If employers can’t find workers, they should stop complaining and start offering better jobs
Posted on August 1, 2021 in Debates
Source: TheStar.com — Authors: Star Editorial Board
TheStar.com – Opinion/Editorials
July 29, 2021. By Star Editorial Board
How very charming of employers to cite as a chief reason for current labour shortages one so unflattering to the workers they apparently need.
The Star’s Rosa Saba reported this week that as businesses reopen across Canada many say they’re having difficulty finding hourly workers — and some of those bosses are blaming it on federal income supports such as the Canada Recovery Benefit or Employment Insurance that have made life too cushy.
Idlers, they suggest, need more incentive to go back to work.

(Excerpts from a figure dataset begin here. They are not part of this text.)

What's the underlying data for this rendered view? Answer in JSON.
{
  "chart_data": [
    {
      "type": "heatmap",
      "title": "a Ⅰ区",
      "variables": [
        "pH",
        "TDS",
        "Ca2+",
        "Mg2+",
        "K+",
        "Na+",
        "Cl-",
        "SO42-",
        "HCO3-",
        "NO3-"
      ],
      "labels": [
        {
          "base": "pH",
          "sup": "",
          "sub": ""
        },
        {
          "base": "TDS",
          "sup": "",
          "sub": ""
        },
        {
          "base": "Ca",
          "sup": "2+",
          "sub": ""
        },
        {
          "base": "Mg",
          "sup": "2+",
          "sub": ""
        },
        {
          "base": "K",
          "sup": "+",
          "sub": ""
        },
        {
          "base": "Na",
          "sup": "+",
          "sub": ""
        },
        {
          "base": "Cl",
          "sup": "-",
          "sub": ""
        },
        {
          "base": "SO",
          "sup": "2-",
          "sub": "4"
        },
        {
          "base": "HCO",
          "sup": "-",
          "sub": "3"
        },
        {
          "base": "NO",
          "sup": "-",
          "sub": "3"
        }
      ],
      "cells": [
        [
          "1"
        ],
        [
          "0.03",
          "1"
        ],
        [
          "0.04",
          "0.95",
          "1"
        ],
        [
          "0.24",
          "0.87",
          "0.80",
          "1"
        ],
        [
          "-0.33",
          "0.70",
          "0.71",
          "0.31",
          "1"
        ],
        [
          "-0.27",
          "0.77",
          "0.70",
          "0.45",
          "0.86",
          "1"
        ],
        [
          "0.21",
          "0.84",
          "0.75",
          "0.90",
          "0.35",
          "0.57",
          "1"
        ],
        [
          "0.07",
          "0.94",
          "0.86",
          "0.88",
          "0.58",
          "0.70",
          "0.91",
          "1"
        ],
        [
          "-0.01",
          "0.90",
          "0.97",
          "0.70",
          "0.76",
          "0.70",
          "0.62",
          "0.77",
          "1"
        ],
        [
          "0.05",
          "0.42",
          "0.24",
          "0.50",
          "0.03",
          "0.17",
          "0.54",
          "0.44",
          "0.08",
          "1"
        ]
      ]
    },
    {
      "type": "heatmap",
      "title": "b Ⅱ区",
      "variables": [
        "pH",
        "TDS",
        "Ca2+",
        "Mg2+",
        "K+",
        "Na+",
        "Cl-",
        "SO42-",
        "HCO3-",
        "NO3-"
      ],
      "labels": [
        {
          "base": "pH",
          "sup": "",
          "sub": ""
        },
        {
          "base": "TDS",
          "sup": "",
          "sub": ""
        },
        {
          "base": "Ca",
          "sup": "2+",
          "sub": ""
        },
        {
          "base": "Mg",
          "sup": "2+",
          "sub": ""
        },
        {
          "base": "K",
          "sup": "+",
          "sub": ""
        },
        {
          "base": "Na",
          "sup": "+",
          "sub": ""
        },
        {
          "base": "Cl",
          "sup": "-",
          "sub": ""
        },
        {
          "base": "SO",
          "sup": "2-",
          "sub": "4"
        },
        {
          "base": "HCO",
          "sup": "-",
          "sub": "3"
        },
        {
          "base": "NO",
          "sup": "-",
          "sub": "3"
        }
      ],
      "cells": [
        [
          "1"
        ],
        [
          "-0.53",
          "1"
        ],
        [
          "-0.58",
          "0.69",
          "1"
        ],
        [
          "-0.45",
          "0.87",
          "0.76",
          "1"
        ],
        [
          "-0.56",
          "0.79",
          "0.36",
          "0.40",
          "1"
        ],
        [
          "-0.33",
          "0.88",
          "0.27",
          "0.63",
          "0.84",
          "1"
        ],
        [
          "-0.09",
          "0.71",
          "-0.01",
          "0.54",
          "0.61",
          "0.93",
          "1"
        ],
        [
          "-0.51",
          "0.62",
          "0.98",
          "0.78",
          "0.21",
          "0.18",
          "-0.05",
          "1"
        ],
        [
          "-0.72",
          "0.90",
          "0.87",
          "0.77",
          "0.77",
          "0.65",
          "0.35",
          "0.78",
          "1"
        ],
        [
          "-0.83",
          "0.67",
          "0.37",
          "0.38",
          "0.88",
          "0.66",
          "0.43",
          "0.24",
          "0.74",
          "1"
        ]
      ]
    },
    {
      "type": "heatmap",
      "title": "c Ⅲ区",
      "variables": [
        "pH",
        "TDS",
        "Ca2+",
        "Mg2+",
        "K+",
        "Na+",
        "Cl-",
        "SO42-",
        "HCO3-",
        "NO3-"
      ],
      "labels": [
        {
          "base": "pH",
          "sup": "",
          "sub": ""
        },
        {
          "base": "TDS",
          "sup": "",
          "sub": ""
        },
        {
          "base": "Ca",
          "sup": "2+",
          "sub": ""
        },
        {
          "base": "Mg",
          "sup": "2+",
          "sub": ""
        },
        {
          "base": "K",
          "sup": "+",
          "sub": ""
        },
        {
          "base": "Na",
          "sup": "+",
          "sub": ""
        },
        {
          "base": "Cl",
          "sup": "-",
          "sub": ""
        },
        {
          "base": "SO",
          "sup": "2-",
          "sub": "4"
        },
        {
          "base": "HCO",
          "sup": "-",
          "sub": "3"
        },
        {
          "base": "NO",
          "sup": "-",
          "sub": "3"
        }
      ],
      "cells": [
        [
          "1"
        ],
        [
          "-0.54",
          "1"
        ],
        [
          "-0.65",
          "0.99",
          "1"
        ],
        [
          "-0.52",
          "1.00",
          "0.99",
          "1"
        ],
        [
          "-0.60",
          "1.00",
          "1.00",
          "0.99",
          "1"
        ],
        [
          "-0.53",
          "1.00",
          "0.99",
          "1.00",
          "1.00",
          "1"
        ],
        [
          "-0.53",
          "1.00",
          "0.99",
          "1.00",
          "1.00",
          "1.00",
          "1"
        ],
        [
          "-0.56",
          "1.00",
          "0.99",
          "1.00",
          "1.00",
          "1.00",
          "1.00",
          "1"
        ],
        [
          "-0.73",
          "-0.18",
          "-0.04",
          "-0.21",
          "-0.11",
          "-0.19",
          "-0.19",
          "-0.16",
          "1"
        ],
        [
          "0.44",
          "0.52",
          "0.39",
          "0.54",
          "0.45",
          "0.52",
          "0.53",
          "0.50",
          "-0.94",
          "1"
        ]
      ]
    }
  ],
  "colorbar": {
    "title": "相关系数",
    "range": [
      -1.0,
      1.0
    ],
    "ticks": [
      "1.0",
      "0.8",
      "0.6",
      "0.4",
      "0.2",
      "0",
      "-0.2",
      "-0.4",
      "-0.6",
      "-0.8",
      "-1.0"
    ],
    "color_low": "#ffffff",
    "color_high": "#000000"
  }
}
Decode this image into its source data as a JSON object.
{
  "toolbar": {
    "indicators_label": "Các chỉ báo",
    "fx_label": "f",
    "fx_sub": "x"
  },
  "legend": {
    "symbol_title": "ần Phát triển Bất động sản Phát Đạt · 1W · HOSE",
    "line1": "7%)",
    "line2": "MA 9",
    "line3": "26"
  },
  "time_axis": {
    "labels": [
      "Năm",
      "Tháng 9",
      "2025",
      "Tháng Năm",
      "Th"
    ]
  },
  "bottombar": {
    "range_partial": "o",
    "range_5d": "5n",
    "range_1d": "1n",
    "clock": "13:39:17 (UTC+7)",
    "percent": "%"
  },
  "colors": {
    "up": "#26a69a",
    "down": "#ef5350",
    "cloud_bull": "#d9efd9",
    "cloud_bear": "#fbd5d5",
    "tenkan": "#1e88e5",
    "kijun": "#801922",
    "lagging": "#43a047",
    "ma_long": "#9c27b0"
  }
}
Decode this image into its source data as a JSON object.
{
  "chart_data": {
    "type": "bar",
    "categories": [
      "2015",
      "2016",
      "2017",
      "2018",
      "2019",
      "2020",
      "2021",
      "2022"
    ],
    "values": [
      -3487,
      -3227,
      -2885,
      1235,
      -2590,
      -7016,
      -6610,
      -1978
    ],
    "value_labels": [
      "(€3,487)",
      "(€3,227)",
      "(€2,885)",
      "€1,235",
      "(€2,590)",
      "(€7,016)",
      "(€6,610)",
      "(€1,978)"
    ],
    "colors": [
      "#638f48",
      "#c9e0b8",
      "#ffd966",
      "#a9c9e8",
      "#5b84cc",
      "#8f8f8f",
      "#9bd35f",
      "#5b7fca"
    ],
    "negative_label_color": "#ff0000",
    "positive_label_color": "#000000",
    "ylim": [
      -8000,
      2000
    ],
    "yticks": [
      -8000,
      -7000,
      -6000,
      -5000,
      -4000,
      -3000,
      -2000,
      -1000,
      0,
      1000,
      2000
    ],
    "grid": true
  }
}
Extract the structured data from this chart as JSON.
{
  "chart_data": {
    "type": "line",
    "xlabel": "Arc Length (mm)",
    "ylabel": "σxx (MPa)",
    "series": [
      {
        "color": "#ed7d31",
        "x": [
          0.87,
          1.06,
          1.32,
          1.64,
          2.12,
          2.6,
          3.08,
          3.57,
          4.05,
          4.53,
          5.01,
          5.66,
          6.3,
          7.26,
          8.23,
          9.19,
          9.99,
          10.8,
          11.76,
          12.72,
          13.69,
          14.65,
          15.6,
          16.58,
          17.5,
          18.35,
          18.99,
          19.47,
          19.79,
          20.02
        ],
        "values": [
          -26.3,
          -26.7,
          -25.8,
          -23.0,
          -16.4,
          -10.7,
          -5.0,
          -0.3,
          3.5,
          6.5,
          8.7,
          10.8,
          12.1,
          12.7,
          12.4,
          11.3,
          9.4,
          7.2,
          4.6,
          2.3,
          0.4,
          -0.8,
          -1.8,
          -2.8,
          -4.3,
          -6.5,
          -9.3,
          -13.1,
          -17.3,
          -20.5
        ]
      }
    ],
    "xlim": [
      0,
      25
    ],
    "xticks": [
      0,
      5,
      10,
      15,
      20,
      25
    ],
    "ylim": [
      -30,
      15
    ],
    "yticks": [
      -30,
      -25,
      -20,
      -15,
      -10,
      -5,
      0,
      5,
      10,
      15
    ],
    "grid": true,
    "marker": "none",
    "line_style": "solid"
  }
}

This is profoundly insulting to a workforce just emerging from an historically difficult and challenging experience.
There are a few things employers need to remember.
The pre-COVID-19 economy — with its bounty for the few and precariousness for the many — was not working, especially for millennials. And most especially for those in the front-lines of low-paying, no-benefit service jobs.
The difficulties employers are citing are not the fault of CRB but the consequence of pre-pandemic problems coming home to roost.
The lack of affordable child-care, skill gaps and inadequate training and the rise in part-time employment has left young people unable to get traction in the economy of the sort previous generations took for granted.
It should hardly be surprising that people — especially women, who took the biggest hit in the pandemic — are not beating down the doors to return to low wages, lousy shifts and possibly unsafe conditions.
And there is a more significant factor that grumbling by old-style bosses about CRB isn’t going to change.
As has frequently been said, a crisis is a terrible thing to waste.
Workers have been told they’re not going back to the old normal. They were told we were going to “build back better.”
It would appear people have taken such talk seriously.
The Ernst & Yonge Work Reimagined Employee Survey, a study of more than 16,000 workers in 16 countries in multiple industries and roles, found that more than half of employees globally would quit their jobs if not provided with post-pandemic flexibility in where and when they work.
Millennials were twice as likely as baby boomers to say they would leave. And why, after all, should that generation be particularly committed to an economy that’s dealt it such a lousy hand.
When business-as-usual blew up, we all had a chance to rethink accepted norms. The pandemic normalized remote work. People seem to like it.
Working from home turned out to be something of a leveller for gender equality and diversity. And workers say they want at least a hybrid model post-pandemic.
Front-line service industry jobs can’t be done from home but those workers, many of whom were deemed essential in the pandemic, have every reason to expect better working conditions and wages in their fields.
The pandemic provided some unexpected benefits.
It freed workers from soul-crushing commutes. People found more time to prepare healthy meals, to get more exercise. They spent less on clothing and styling and worked harder to explore and support local businesses.
Stewart Butterfield, CEO and co-founder of the messaging platform Slack, has said “we all know that work will never be the same, even if we don’t yet know all the ways in which it will be different.”
What can be said with certainty, he observed, is that the pandemic “provided a once-in-a-generation opportunity to reimagine everything about how we do our jobs and how we run our companies.”
Perhaps that is what the workforce is doing, imagining a better way to live.
Rather than casting insults and wishing for the old normal, perhaps business should do some reimagining, too, about improving an economic model that left most people too stressed to live well and struggling to make ends meet.